During your visit to the Mike Evans Museum in Jerusalem, officially called the Friends of Zion Heritage Center, you will encounter the stories of military heroes like General Marie-Pierre Koenig, Col. John Henry Patterson, and Major Orde Wingate, and political leaders like President Harry Truman, who did so much to prepare for Israel’s rebirth as a nation.
The list of heroes is even longer than those people though. Oskar Schindler, Irena Sendler, Miep and Jan Gies, Raoul Wallenberg, Chinue Sempo Sugihara, and, of course, the courageous Ten Boom family. These stories are largely untold in Israel to this day.
Even in the cases where the stories have been told, the Christian faith that drove these men and women to risk everything, and even give their very lives for the sake of the Jewish people, is largely unmentioned in the annals of history.

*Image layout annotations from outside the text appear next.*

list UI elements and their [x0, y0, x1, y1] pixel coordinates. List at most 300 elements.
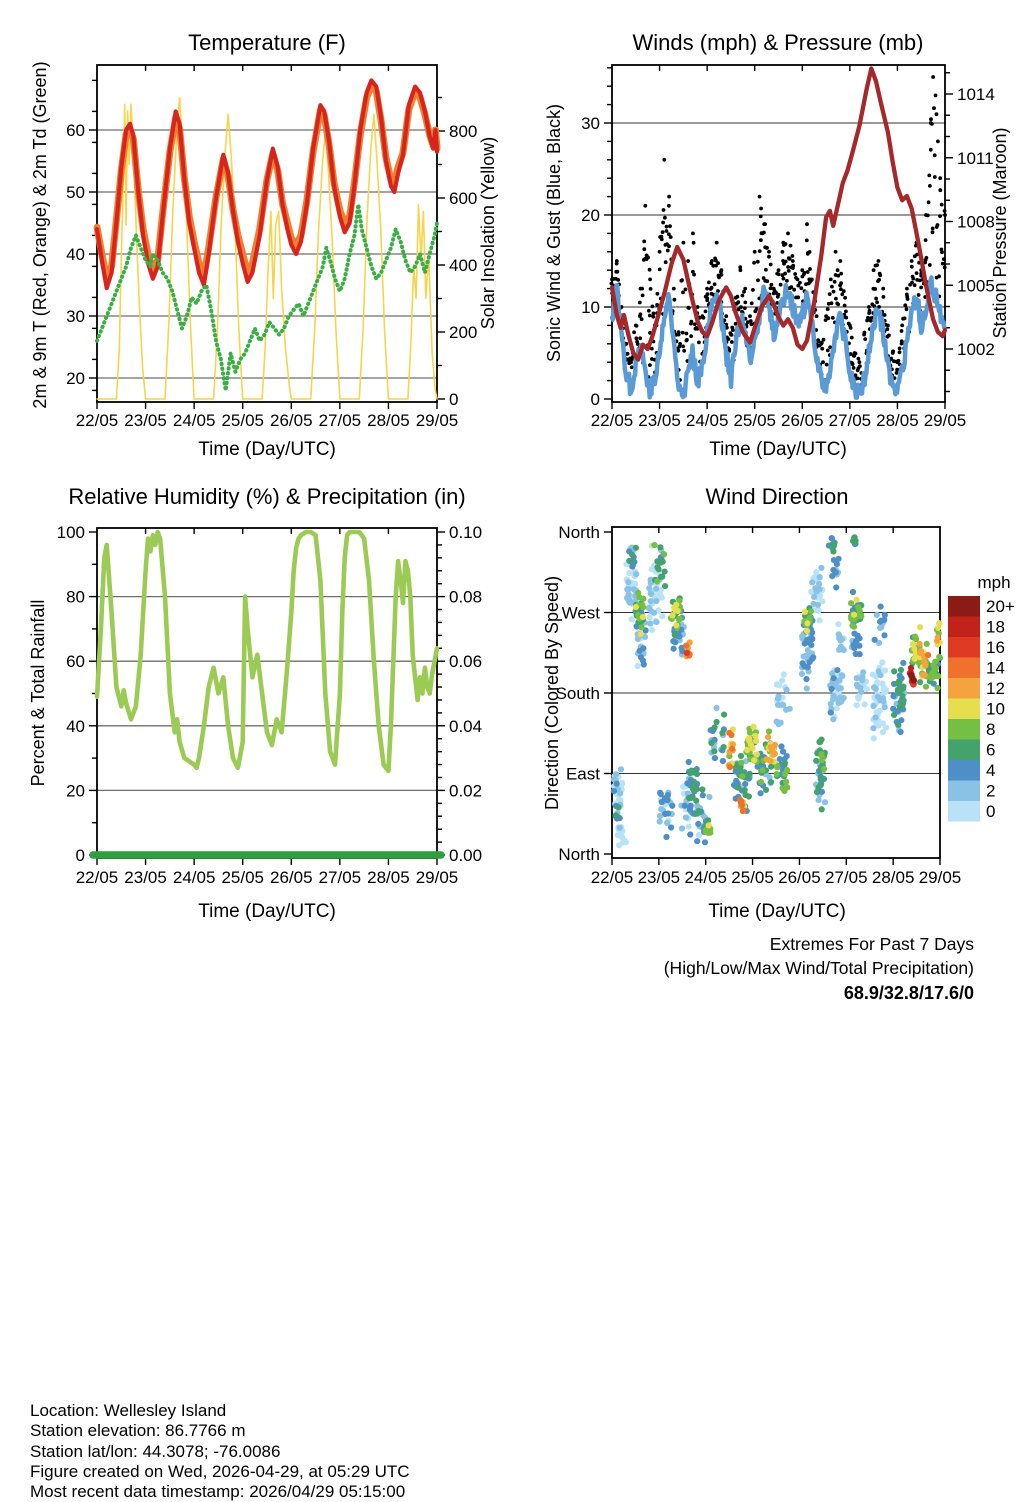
- direction-dot: [647, 621, 653, 627]
- direction-dot: [917, 641, 923, 647]
- x-tick-label: 24/05: [684, 868, 727, 887]
- gust-dot: [791, 266, 795, 270]
- direction-dot: [818, 565, 824, 571]
- direction-dot: [657, 790, 663, 796]
- direction-dot: [897, 688, 903, 694]
- gust-dot: [924, 238, 928, 242]
- gust-dot: [706, 292, 710, 296]
- gust-dot: [758, 249, 762, 253]
- gust-dot: [828, 292, 832, 296]
- legend-label: 8: [986, 720, 996, 739]
- gust-dot: [655, 303, 659, 307]
- direction-dot: [616, 842, 622, 848]
- direction-dot: [741, 808, 747, 814]
- direction-dot: [858, 613, 864, 619]
- gust-dot: [687, 306, 691, 310]
- direction-dot: [699, 786, 705, 792]
- direction-dot: [812, 585, 818, 591]
- direction-dot: [766, 728, 772, 734]
- y-tick-label: 0.04: [449, 716, 483, 736]
- gust-dot: [824, 314, 828, 318]
- direction-dot: [743, 792, 749, 798]
- gust-dot: [638, 301, 642, 305]
- wind-direction-title: Wind Direction: [705, 484, 849, 509]
- gust-dot: [626, 352, 630, 356]
- direction-dot: [853, 538, 859, 544]
- legend-swatch: [948, 719, 980, 740]
- gust-dot: [692, 273, 696, 277]
- direction-dot: [854, 675, 860, 681]
- direction-dot: [748, 741, 754, 747]
- gust-dot: [911, 277, 915, 281]
- direction-dot: [784, 687, 790, 693]
- y-tick-label: 0: [449, 390, 459, 409]
- direction-dot: [628, 558, 634, 564]
- direction-dot: [686, 824, 692, 830]
- direction-dot: [782, 760, 788, 766]
- direction-dot: [898, 667, 904, 673]
- gust-dot: [917, 293, 921, 297]
- direction-dot: [751, 757, 757, 763]
- gust-dot: [716, 261, 720, 265]
- direction-dot: [898, 729, 904, 735]
- direction-dot: [853, 638, 859, 644]
- gust-dot: [905, 293, 909, 297]
- gust-dot: [903, 317, 907, 321]
- direction-dot: [870, 703, 876, 709]
- y-tick-label: 1014: [957, 85, 995, 104]
- gust-dot: [667, 195, 671, 199]
- direction-dot: [640, 657, 646, 663]
- direction-dot: [615, 804, 621, 810]
- gust-dot: [788, 257, 792, 261]
- direction-dot: [808, 608, 814, 614]
- direction-dot: [807, 615, 813, 621]
- gust-dot: [783, 272, 787, 276]
- gust-dot: [786, 232, 790, 236]
- direction-dot: [640, 614, 646, 620]
- direction-dot: [851, 624, 857, 630]
- gust-dot: [875, 300, 879, 304]
- direction-dot: [735, 785, 741, 791]
- direction-dot: [613, 771, 619, 777]
- gust-dot: [669, 235, 673, 239]
- gust-dot: [881, 287, 885, 291]
- gust-dot: [928, 263, 932, 267]
- y-tick-label: 1005: [957, 276, 995, 296]
- direction-dot: [838, 644, 844, 650]
- temperature-title: Temperature (F): [188, 30, 346, 55]
- gust-dot: [940, 248, 944, 252]
- gust-dot: [685, 332, 689, 336]
- gust-dot: [756, 278, 760, 282]
- direction-dot: [822, 799, 828, 805]
- gust-dot: [830, 301, 834, 305]
- gust-dot: [647, 309, 651, 313]
- gust-dot: [691, 232, 695, 236]
- gust-dot: [786, 265, 790, 269]
- gust-dot: [821, 360, 825, 364]
- gust-dot: [933, 153, 937, 157]
- direction-dot: [637, 631, 643, 637]
- gust-dot: [750, 301, 754, 305]
- y-tick-label: 0.08: [449, 587, 483, 607]
- pressure-line: [612, 69, 945, 360]
- direction-dot: [633, 545, 639, 551]
- gust-dot: [943, 213, 947, 217]
- gust-dot: [819, 342, 823, 346]
- direction-dot: [911, 646, 917, 652]
- gust-dot: [844, 316, 848, 320]
- direction-dot: [934, 685, 940, 691]
- direction-dot: [897, 704, 903, 710]
- direction-dot: [878, 624, 884, 630]
- direction-dot: [828, 701, 834, 707]
- direction-dot: [662, 569, 668, 575]
- gust-dot: [667, 204, 671, 208]
- direction-dot: [728, 732, 734, 738]
- gust-dot: [710, 286, 714, 290]
- gust-dot: [648, 268, 652, 272]
- gust-dot: [927, 200, 931, 204]
- direction-dot: [781, 671, 787, 677]
- gust-dot: [748, 314, 752, 318]
- direction-dot: [635, 663, 641, 669]
- y-tick-label: 50: [66, 183, 85, 202]
- direction-dot: [742, 781, 748, 787]
- gust-dot: [616, 278, 620, 282]
- direction-dot: [873, 686, 879, 692]
- gust-dot: [642, 240, 646, 244]
- footer-latlon: Station lat/lon: 44.3078; -76.0086: [30, 1441, 281, 1461]
- wind-direction-plot-area: [556, 523, 962, 887]
- legend-swatch: [948, 637, 980, 658]
- gust-dot: [874, 297, 878, 301]
- direction-dot: [894, 681, 900, 687]
- direction-dot: [809, 579, 815, 585]
- direction-dot: [935, 634, 941, 640]
- x-tick-label: 23/05: [124, 868, 167, 887]
- direction-dot: [816, 797, 822, 803]
- gust-dot: [898, 350, 902, 354]
- direction-dot: [657, 819, 663, 825]
- direction-dot: [833, 584, 839, 590]
- y-tick-label: 200: [449, 323, 478, 342]
- gust-dot: [648, 278, 652, 282]
- direction-dot: [744, 747, 750, 753]
- direction-dot: [714, 719, 720, 725]
- gust-dot: [685, 338, 689, 342]
- y-tick-label: 800: [449, 122, 478, 141]
- gust-dot: [681, 331, 685, 335]
- gust-dot: [822, 338, 826, 342]
- direction-dot: [712, 755, 718, 761]
- direction-dot: [879, 659, 885, 665]
- gust-dot: [867, 311, 871, 315]
- direction-dot: [758, 779, 764, 785]
- direction-dot: [647, 614, 653, 620]
- direction-dot: [629, 552, 635, 558]
- direction-dot: [679, 825, 685, 831]
- y-tick-label: 20: [66, 369, 85, 388]
- legend-label: 20+: [986, 597, 1015, 616]
- direction-dot: [713, 705, 719, 711]
- direction-dot: [839, 636, 845, 642]
- gust-dot: [929, 148, 933, 152]
- direction-dot: [672, 632, 678, 638]
- y-tick-label: South: [555, 684, 600, 703]
- direction-dot: [706, 822, 712, 828]
- direction-dot: [711, 748, 717, 754]
- gust-dot: [686, 259, 690, 263]
- gust-dot: [648, 363, 652, 367]
- gust-dot: [713, 282, 717, 286]
- gust-dot: [796, 278, 800, 282]
- gust-dot: [758, 195, 762, 199]
- gust-dot: [805, 239, 809, 243]
- direction-dot: [853, 597, 859, 603]
- gust-dot: [781, 241, 785, 245]
- direction-dot: [653, 619, 659, 625]
- gust-dot: [873, 287, 877, 291]
- direction-dot: [759, 767, 765, 773]
- winds-xlabel: Time (Day/UTC): [709, 439, 847, 460]
- direction-dot: [830, 716, 836, 722]
- direction-dot: [753, 738, 759, 744]
- gust-dot: [815, 314, 819, 318]
- direction-dot: [639, 602, 645, 608]
- direction-dot: [882, 667, 888, 673]
- direction-dot: [821, 766, 827, 772]
- direction-dot: [778, 743, 784, 749]
- direction-dot: [877, 708, 883, 714]
- gust-dot: [767, 255, 771, 259]
- gust-dot: [662, 208, 666, 212]
- direction-dot: [818, 751, 824, 757]
- direction-dot: [828, 710, 834, 716]
- gust-dot: [852, 366, 856, 370]
- x-tick-label: 27/05: [318, 868, 362, 887]
- x-tick-label: 25/05: [733, 411, 776, 430]
- gust-dot: [656, 292, 660, 296]
- direction-dot: [831, 675, 837, 681]
- gust-dot: [730, 340, 734, 344]
- direction-dot: [870, 725, 876, 731]
- direction-dot: [738, 760, 744, 766]
- x-tick-label: 29/05: [923, 411, 967, 430]
- gust-dot: [664, 260, 668, 264]
- direction-dot: [818, 737, 824, 743]
- gust-dot: [862, 333, 866, 337]
- direction-dot: [639, 624, 645, 630]
- gust-dot: [810, 278, 814, 282]
- gust-dot: [938, 214, 942, 218]
- gust-dot: [853, 351, 857, 355]
- gust-dot: [615, 259, 619, 263]
- gust-dot: [739, 305, 743, 309]
- gust-dot: [750, 322, 754, 326]
- y-tick-label: 600: [449, 189, 478, 208]
- gust-dot: [743, 287, 747, 291]
- gust-dot: [765, 246, 769, 250]
- y-tick-label: 1002: [957, 340, 995, 359]
- wind-direction-panel: [512, 480, 1024, 1029]
- gust-dot: [856, 377, 860, 381]
- y-tick-label: 0.00: [449, 846, 483, 865]
- gust-dot: [779, 283, 783, 287]
- direction-dot: [897, 673, 903, 679]
- direction-dot: [895, 722, 901, 728]
- direction-dot: [837, 694, 843, 700]
- gust-dot: [638, 336, 642, 340]
- gust-dot: [929, 117, 933, 121]
- direction-dot: [882, 612, 888, 618]
- gust-dot: [863, 337, 867, 341]
- gust-dot: [936, 140, 940, 144]
- gust-dot: [681, 291, 685, 295]
- gust-dot: [900, 329, 904, 333]
- gust-dot: [736, 300, 740, 304]
- direction-dot: [917, 679, 923, 685]
- legend-swatch: [948, 699, 980, 720]
- gust-dot: [705, 296, 709, 300]
- direction-dot: [802, 609, 808, 615]
- direction-dot: [874, 612, 880, 618]
- gust-dot: [743, 306, 747, 310]
- gust-dot: [715, 241, 719, 245]
- direction-dot: [801, 663, 807, 669]
- gust-dot: [610, 278, 614, 282]
- gust-dot: [651, 305, 655, 309]
- wind-direction-xlabel: Time (Day/UTC): [708, 901, 846, 922]
- direction-dot: [747, 730, 753, 736]
- gust-dot: [935, 112, 939, 116]
- y-tick-label: North: [558, 845, 600, 864]
- gust-dot: [753, 250, 757, 254]
- direction-dot: [855, 604, 861, 610]
- direction-dot: [871, 735, 877, 741]
- direction-dot: [611, 788, 617, 794]
- direction-dot: [624, 586, 630, 592]
- direction-dot: [705, 830, 711, 836]
- direction-dot: [696, 832, 702, 838]
- x-tick-label: 22/05: [590, 868, 634, 887]
- direction-dot: [633, 571, 639, 577]
- gust-dot: [789, 285, 793, 289]
- direction-dot: [815, 602, 821, 608]
- direction-dot: [851, 631, 857, 637]
- winds-pressure-chart: [512, 0, 1024, 480]
- gust-dot: [839, 281, 843, 285]
- gust-dot: [941, 262, 945, 266]
- direction-dot: [921, 659, 927, 665]
- direction-dot: [923, 684, 929, 690]
- direction-dot: [683, 814, 689, 820]
- direction-dot: [784, 768, 790, 774]
- humidity-ylabel-left: Percent & Total Rainfall: [28, 599, 48, 787]
- gust-dot: [932, 106, 936, 110]
- direction-dot: [758, 790, 764, 796]
- direction-dot: [811, 594, 817, 600]
- legend-title: mph: [977, 573, 1011, 592]
- gust-dot: [782, 277, 786, 281]
- gust-dot: [891, 351, 895, 355]
- gust-dot: [682, 349, 686, 353]
- direction-dot: [684, 780, 690, 786]
- x-tick-label: 29/05: [415, 868, 459, 887]
- gust-dot: [640, 317, 644, 321]
- gust-dot: [684, 288, 688, 292]
- legend-label: 16: [986, 638, 1005, 657]
- gust-dot: [752, 261, 756, 265]
- direction-dot: [640, 645, 646, 651]
- gust-dot: [905, 307, 909, 311]
- gust-dot: [639, 287, 643, 291]
- footer-elevation: Station elevation: 86.7766 m: [30, 1421, 246, 1441]
- direction-dot: [618, 766, 624, 772]
- gust-dot: [767, 250, 771, 254]
- direction-dot: [891, 668, 897, 674]
- gust-dot: [924, 258, 928, 262]
- wind-direction-chart: [512, 480, 1024, 1024]
- direction-dot: [872, 714, 878, 720]
- gust-dot: [731, 328, 735, 332]
- gust-dot: [938, 176, 942, 180]
- legend-label: 18: [986, 617, 1005, 637]
- gust-dot: [834, 297, 838, 301]
- humidity-line: [97, 532, 437, 771]
- y-tick-label: North: [558, 523, 600, 542]
- gust-dot: [832, 290, 836, 294]
- gust-dot: [877, 278, 881, 282]
- direction-dot: [626, 592, 632, 598]
- gust-dot: [943, 266, 947, 270]
- direction-dot: [929, 672, 935, 678]
- direction-dot: [662, 583, 668, 589]
- direction-dot: [936, 654, 942, 660]
- gust-dot: [643, 204, 647, 208]
- gust-dot: [830, 285, 834, 289]
- gust-dot: [931, 230, 935, 234]
- humidity-title: Relative Humidity (%) & Precipitation (in): [68, 484, 466, 509]
- direction-dot: [657, 544, 663, 550]
- direction-dot: [891, 712, 897, 718]
- direction-dot: [719, 730, 725, 736]
- direction-dot: [754, 751, 760, 757]
- extremes-line1: Extremes For Past 7 Days: [769, 934, 974, 954]
- direction-dot: [614, 781, 620, 787]
- direction-dot: [831, 557, 837, 563]
- direction-dot: [702, 839, 708, 845]
- legend-label: 12: [986, 679, 1005, 698]
- legend-swatch: [948, 801, 980, 822]
- gust-dot: [842, 289, 846, 293]
- direction-dot: [668, 824, 674, 830]
- gust-dot: [762, 231, 766, 235]
- direction-dot: [834, 667, 840, 673]
- temperature-chart: [0, 0, 512, 480]
- direction-dot: [777, 756, 783, 762]
- x-tick-label: 28/05: [367, 868, 410, 887]
- temperature-xlabel: Time (Day/UTC): [198, 439, 336, 460]
- direction-dot: [767, 758, 773, 764]
- y-tick-label: 0: [590, 390, 600, 409]
- direction-dot: [807, 659, 813, 665]
- footer-created: Figure created on Wed, 2026-04-29, at 05:29 UTC: [30, 1461, 410, 1481]
- direction-dot: [784, 753, 790, 759]
- gust-dot: [833, 280, 837, 284]
- y-tick-label: West: [561, 603, 600, 623]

But we will also be sharing the amazing stories of the Machal—the volunteers, many of them Believers, who came from around the world to stand with the newborn Jewish state in its desperate fight for survival following the Declaration of Independence in 1948.
Of course, there were also those who hated the Jewish people and wished to do them harm. We will address the Holocaust head on—including the role of many who claimed to be Christians during this awful atrocity, but showed that they do not represent true Christian belief or practice.
It was this inspiration that gave me the vision of creating a museum in Jerusalem. I wanted to tell the story of Corrie’s family, which is virtually unknown to the Jewish people in Israel. Then I realized there were hundreds of other amazing stories that also needed to be told. And my vision of a Mike Evans Museum in Jerusalem, later became a reality, and officially is now called the Friends of Zion Heritage Center.